As part of our special investigation “Mission Creep: US Military Presence Worldwide,” we asked a host of military thinkers to contribute their two cents on topics relating to global Pentagon strategy. (You can access the archive here.)
The following dispatch comes from Korea expert Peter Beck, who teaches at American University in Washington, DC, and Yonsei University in Seoul.
Does South Korea Still Need GI Joe?
Strolling down the wide, grass-lined street, after passing the Burger King on the left and the convenience store on the right, you would be forgiven for thinking you are in Iowa, but the Yongsan Garrison is in the geographic heart of one of the most densely populated cities in the world: Seoul. Picture putting walls up around Central Park and handing it over to the German army.

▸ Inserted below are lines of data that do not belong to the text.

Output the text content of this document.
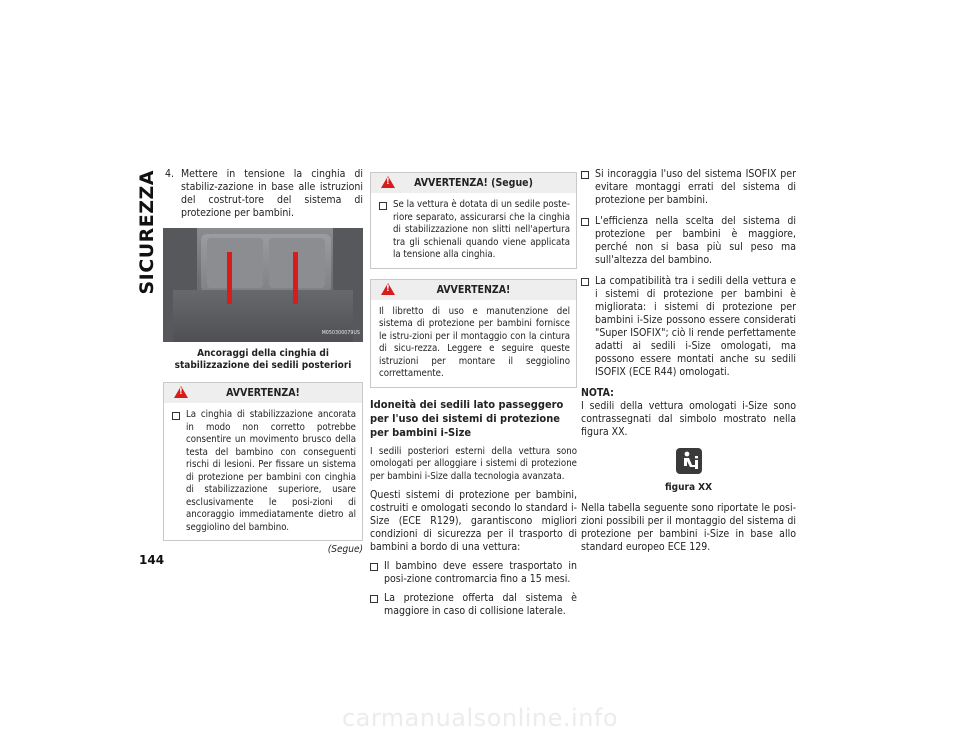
SICUREZZA
144
4. Mettere in tensione la cinghia di stabiliz-zazione in base alle istruzioni del costrut-tore del sistema di protezione per bambini.
M050300079US
Ancoraggi della cinghia di stabilizzazione dei sedili posteriori
!
AVVERTENZA!
La cinghia di stabilizzazione ancorata in modo non corretto potrebbe consentire un movimento brusco della testa del bambino con conseguenti rischi di lesioni. Per fissare un sistema di protezione per bambini con cinghia di stabilizzazione superiore, usare esclusivamente le posi-zioni di ancoraggio immediatamente dietro al seggiolino del bambino.
(Segue)
!
AVVERTENZA! (Segue)
Se la vettura è dotata di un sedile poste-riore separato, assicurarsi che la cinghia di stabilizzazione non slitti nell'apertura tra gli schienali quando viene applicata la tensione alla cinghia.
!
AVVERTENZA!
Il libretto di uso e manutenzione del sistema di protezione per bambini fornisce le istru-zioni per il montaggio con la cintura di sicu-rezza. Leggere e seguire queste istruzioni per montare il seggiolino correttamente.
Idoneità dei sedili lato passeggero per l'uso dei sistemi di protezione per bambini i-Size
I sedili posteriori esterni della vettura sono omologati per alloggiare i sistemi di protezione per bambini i-Size dalla tecnologia avanzata.

Questi sistemi di protezione per bambini, costruiti e omologati secondo lo standard i-Size (ECE R129), garantiscono migliori condizioni di sicurezza per il trasporto di bambini a bordo di una vettura:

Il bambino deve essere trasportato in posi-zione contromarcia fino a 15 mesi.
La protezione offerta dal sistema è maggiore in caso di collisione laterale.
Si incoraggia l'uso del sistema ISOFIX per evitare montaggi errati del sistema di protezione per bambini.
L'efficienza nella scelta del sistema di protezione per bambini è maggiore, perché non si basa più sul peso ma sull'altezza del bambino.
La compatibilità tra i sedili della vettura e i sistemi di protezione per bambini è migliorata: i sistemi di protezione per bambini i-Size possono essere considerati "Super ISOFIX"; ciò li rende perfettamente adatti ai sedili i-Size omologati, ma possono essere montati anche su sedili ISOFIX (ECE R44) omologati.
NOTA:

I sedili della vettura omologati i-Size sono contrassegnati dal simbolo mostrato nella figura XX.

figura XX

Nella tabella seguente sono riportate le posi-zioni possibili per il montaggio del sistema di protezione per bambini i-Size in base allo standard europeo ECE 129.

carmanualsonline.info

Yongsan (Dragon Mountain), and the more than 80 other American bases scattered throughout South Korea, was built in the wake of a war that ended 55 years go. Given the Korean high-rise apartments and office buildings that now surround the compound (rendering the base indefensible if war were to actually break out) and the deepening economic cooperation with the North, the dilapidated facilities are an anachronism. Throw in occasional tragic accidents and crimes committed by US soldiers, and you seem to have a recipe for “Yankee go home!”
Yet public opinion surveys consistently show that South Koreans, by a solid 2-1 margin, want Uncle Sam to stay. Despite a decade of cooperation, the average South Korean not only harbors a healthy mistrust of the North, but is equally wary of China and Russia, and its former colonial oppressor, Japan. Given these neighbors, even the Bush years seemed tolerable.
Beyond the security assurance itself, it is the military resources that America’s 26,000 troops bring to the Korean table that makes the Untied States so indispensable. It would take at least a decade—and billions of dollars—to replace the air and intelligence-gathering capabilities alone that South Korea would lose should America pull out. For the US, beyond the moral obligation we have to Koreans after dividing their country back in 1945, Russia and China’s close proximity provide ample strategic reasons to maintain forward deployed troops, even in a unified Korea.
Not that everything is peaches and cream. In fact, there are a range of contentious issues that must be resolved if the American military presence in Korea is to be sustained, starting with the Yongsan Garrison. Since at least the 1980s, there has been a general recognition of the need to relocate this US military headquarters, but Seoul and Washington have been dragging their feet on determining how to divvy the $10 billion tab. The relocation of Yongsan 50 miles south of Seoul is part of a broader, ongoing consolidation that will reduce the number of bases from 87 to 10.
The two governments are also haggling over burden-sharing more broadly. Washington wants Seoul to raise its financial contribution to the stationing of US troops from 41 percent to half; Seoul insists that by its calculations, Korea has already reached that level. Expect a compromise to be hammered out later this year.
In many ways, President Bush and South Korea’s former president, Roh Moo-hyun, were the ultimate test for the military alliance. Though the same age and equally careless with words, they came from opposite ends of the political spectrum and never managed to do any more than tolerate one another. Their subordinates often made things worse.
It is normal for allies of powerful countries to sometimes feel abandoned or entrapped by their patron, but in 2004 Secretary of Defense Donald Rumsfeld pulled off that rare feat of making Seoul feel both of these sentiments when he decided—unilaterally—to reduce US troop presence and pull back the remaining troops from the demilitarized zone. Seoul interpreted this as a weakening of the US commitment and a move that could facilitate a US strike against North Korea by removing American forces from the North’s artillery range.
Seoul was equally uncomfortable with the Bush administration’s insistence on strategic flexibility, which makes it easier for Korea-based American soldiers to participate in other potential conflicts. Second only to Seoul’s fear of a preemptive strike on the North is the prospect of being pulled into a conflict with China.
President Roh made matters worse by demanding the return of operational control of Korean forces during wartime. (Seoul regained peacetime control from the US in 1994.) Rummy was more than happy to oblige. After much wrangling, the two sides agreed on 2012 for the reversion, but as one Korean general told me, “There is no way we can be ready by then.” While the Pentagon has asserted that the deadline cannot be renegotiated, expect an extension as it approaches.
South Korea will remain a pillar of the US military presence in Asia, but Bush and Roh’s successors have some repair work to do.